El tránsito, en la exposición de la santidad de Teresa, de lo biográfico-psicológico a lo dogmático, puede apoyarse en la autoridad de la Iglesia. Hemos oído hablar a Pío XI sobre la misión divina de la santa. Más adelante la llama «una cosa venuta di cielo in terra a miracolo mostrare.» Y se plantea esta pregunta: «¿Cuál es la palabra que quiere Dios decirnos?» «¿Qué quiere decirnos Teresita, que se ha convertido, también ella, en palabra de Dios? Porque Dios habla por sus obras...» [8] Y en la homilía de la misa de canonización, Pío xi da un paso más. El papa expone primeramente la doctrina de la infancia espiritual en su fundamento evangélico y prosigue luego :

«La nueva santa Teresa se penetró de esta doctrina evangélica y la hizo pasar a la práctica cotidiana de su vida. Es más, este camino de la infancia espiritual, lo enseñó ella por sus palabras y por sus ejemplos a las novicias de su monasterio y lo ha revelado a todos por sus escritos, que se han divulgado por toda la tierra y que nadie seguramente ha leído sin quedar encantado de ellos y sin leerlos y releerlos con gran placer y provecho... [9] Le plugo, pues, a la divina bondad dotarla y enriquecerla con un don de sabiduría absolutamente excepcional. En las lecciones del catecismo había bebido abundantemente la pura doctrina de la fe, la doctrina ascética en el libro de oro de la Imitación de Cristo, la de la mística en los escritos de su Padre San Juan de la Cruz. Pero, sobre todo, Teresa nutría su espíritu y su corazón en la meditación asidua de las santas Escrituras, y el Espíritu de verdad le descubrió y enseñó aquello que Él ordinariamente oculta a los sabios y prudentes y revela a los humildes. Teresa adquirió, en efecto, según testimonio de nuestro Predecesor inmediato, ciencia tal de las cosas sobrenaturales que pudo trazar a los demás un camino cierto de salvación» [10].

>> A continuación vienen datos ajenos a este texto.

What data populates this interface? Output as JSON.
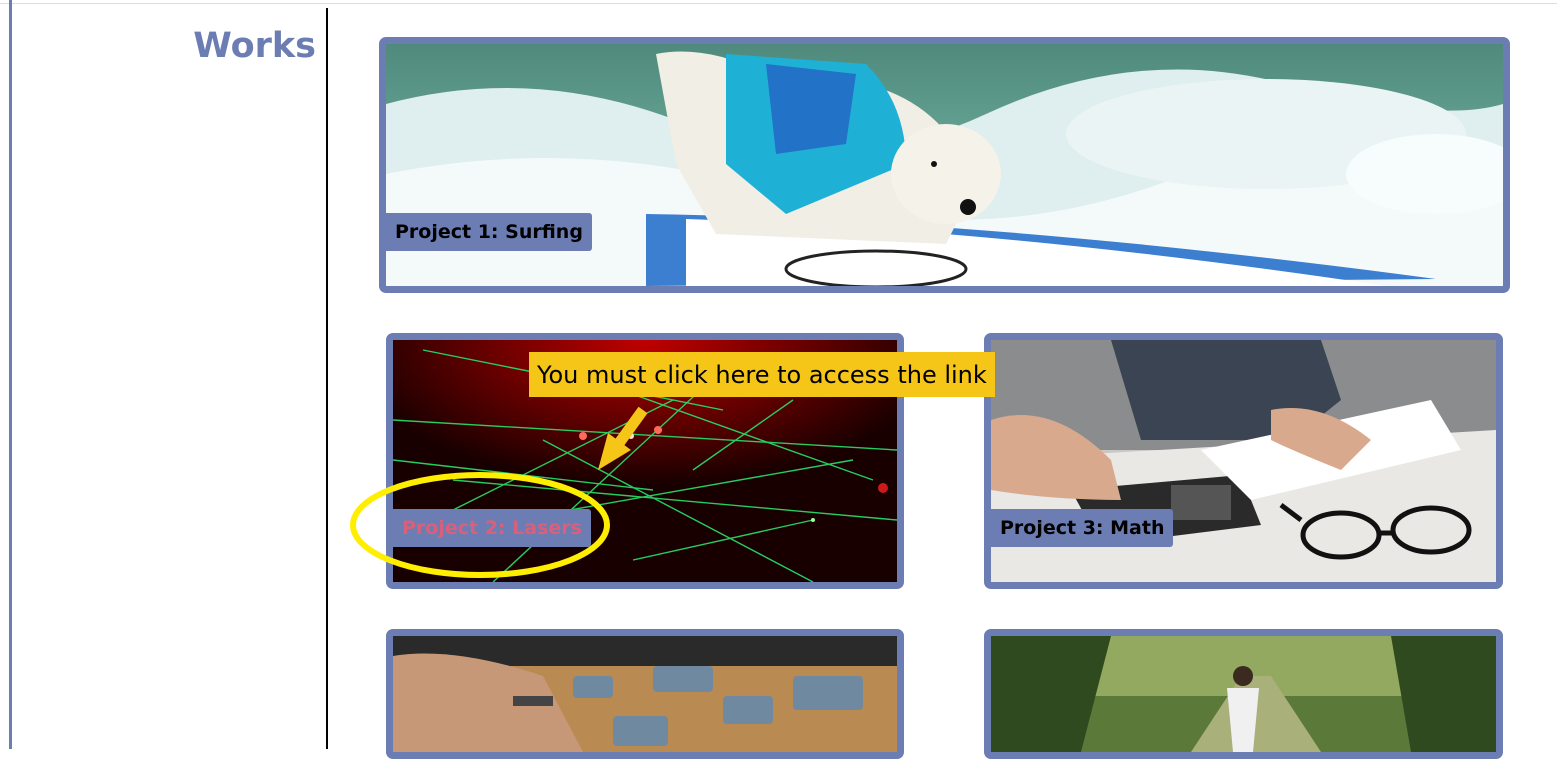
{
  "section": {
    "title": "Works"
  },
  "projects": [
    {
      "label": "Project 1: Surfing",
      "image": "dog surfing on a board"
    },
    {
      "label": "Project 2: Lasers",
      "image": "green laser beams"
    },
    {
      "label": "Project 3: Math",
      "image": "hands using a calculator"
    },
    {
      "label": "",
      "image": "hands assembling a jigsaw puzzle"
    },
    {
      "label": "",
      "image": "runner on a forest path"
    }
  ],
  "annotation": {
    "callout_text": "You must click here to access the link",
    "highlight_color": "#ffee00",
    "callout_color": "#f5c518",
    "arrow_icon": "arrow-down-left-icon"
  },
  "colors": {
    "accent": "#6b7db3",
    "link_visited": "#d9607a"
  }
}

En el mismo sentido habla Pío XI, en un discurso el día siguiente de la canonización, «de un nuevo mensaje» o «de una nueva misión»; y la bula de canonización, de un nuevo modelo de santidad [11]. En carta al Cardenal Vico, legado en Lisieux, de fecha de 28-30 de mayo de 1923, el papa la llama «maestra» en las cosas del espíritu; y el decretum de tuto para la canonización había ya afirmado (29 de marzo de 1925, p. 180 s) que la canonización iba más allá de la persona de Teresa.

Estas indicaciones de los papas han hallado durante largo tiempo escaso eco. Las obras más conocidas y más penetrantes que hasta los últimos tiempos se han ocupado sobre Teresa de Lisieux, se mueven preferentemente dentro de categorías historicobiográficas y psicologicoascéticas. En esta línea han surgido una serie de obras conocidas que se proponen ante todo por blanco, frente al amaneramiento y la empalagosa cursilería con que se ha presentado a la santita, sacar a la luz la autenticidad de su figura. Lo cual, de acuerdo con sus medios de trabajo, creyeron los autores de aquellas obras que no podían realizar de otro modo que por medio del descubrimiento de «la verdad histórica». Dos rasgos caracterizan esta literatura. Ante todo, su tendencia a la «revelación». Apodándose en la creencia, no injustificada, que más de un pormenor doloroso y amargo en la vida religiosa de Teresa había sido, por razones de miramiento, ocultado por sus hermanas de religión, se desencadenó una verdadera tempestad contra la «mendacidad» de las biografías oficiales y se entabló una como porfía en la publicación de trágicos pormenores, en parte escandalosos y estremecedores. Con esto se enlaza el segundo rasgo de estas obras: la figura de Teresa pareció ganar así en grandeza y dimensión, pues detrás del silencioso y sonriente «caminito», se perfilaron los rasgos sobrehumanos, heroicos y trágicos de su destino y de sus sufrimientos, y todo lo que ella misma borrara o cubriera de cristiano perdón, se desplegaba, desnudo y sangrante, ante los ojos del lector [12].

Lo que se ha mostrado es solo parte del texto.